The infrastructure bill, along with Democrats’ multitrillion-dollar COVID-19 relief plan and their budget reconciliation package, sparked a lobbying boom in the nation’s capital. Federal lobbying spending surpassed $2.7 trillion through the first nine months of the 2021, the highest figure on record, according to money-in-politics watchdog OpenSecrets.

Several agencies will be the battleground for intense lobbying battles. The infrastructure bill directs the Department of Energy to create new standards around hydrogen energy, setting the stage for a dispute between environmental groups and oil and gas companies over whether hydrogen sourced from fossil fuels counts as “clean hydrogen” that is eligible for federal funding.

Construction lobbying groups are eager to ensure that the Department of Transportation (DOT) follows through on the infrastructure bill’s provisions to streamline the environmental review and permitting process, as the Biden administration has frequently sought to expand, not shrink, environmental review of major construction projects.

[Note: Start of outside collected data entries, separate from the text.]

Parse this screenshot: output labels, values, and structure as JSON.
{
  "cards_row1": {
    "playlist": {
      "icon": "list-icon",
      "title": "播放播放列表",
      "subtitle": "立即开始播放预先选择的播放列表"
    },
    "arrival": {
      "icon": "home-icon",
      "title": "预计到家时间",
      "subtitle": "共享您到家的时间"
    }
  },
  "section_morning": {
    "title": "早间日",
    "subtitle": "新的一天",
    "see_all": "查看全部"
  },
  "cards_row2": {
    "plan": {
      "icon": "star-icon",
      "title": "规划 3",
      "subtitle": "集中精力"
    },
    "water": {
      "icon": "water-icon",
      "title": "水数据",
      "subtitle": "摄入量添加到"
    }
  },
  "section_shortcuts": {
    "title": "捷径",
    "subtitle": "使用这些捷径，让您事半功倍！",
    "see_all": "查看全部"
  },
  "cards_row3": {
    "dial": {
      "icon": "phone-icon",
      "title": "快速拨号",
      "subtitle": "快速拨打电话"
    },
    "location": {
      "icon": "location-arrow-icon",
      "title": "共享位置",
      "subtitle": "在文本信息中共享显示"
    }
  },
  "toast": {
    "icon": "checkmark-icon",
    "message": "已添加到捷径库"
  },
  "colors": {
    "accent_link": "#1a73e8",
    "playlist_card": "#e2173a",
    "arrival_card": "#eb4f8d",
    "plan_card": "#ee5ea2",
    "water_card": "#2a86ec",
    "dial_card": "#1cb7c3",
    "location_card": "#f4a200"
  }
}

Michele Stanley, vice president of government and regulatory affairs at the National Stone, Sand and Gravel Association, said that the streamlining measure will boost its members “by enhancing permit streamlining and eliminating duplicative permitting applications, without sacrificing environmental protection and diligent review.”

The DOT has the heaviest lift of any agency, tasked with doling out hundreds of billions of dollars in grants and loans to overhaul roads and bridges, rail, public transit, and ports.

Only states, municipalities and other government entities are eligible to apply for most transportation grants, likely shifting companies’ lobbying efforts from Washington, D.C., to the state and local level as they compete for lucrative contracts.

Construction groups are pushing state legislators and local officials to fully match federal dollars to ensure all of the possible transportation projects get funded.

“It’s going to be very important for DOT to inform states about what is in this legislation and get this right early in terms of implementation,” said Jay Hansen, executive vice president for advocacy at the National Asphalt Pavement Association. “Because if you get it wrong, you lose a construction season and nobody wants that.”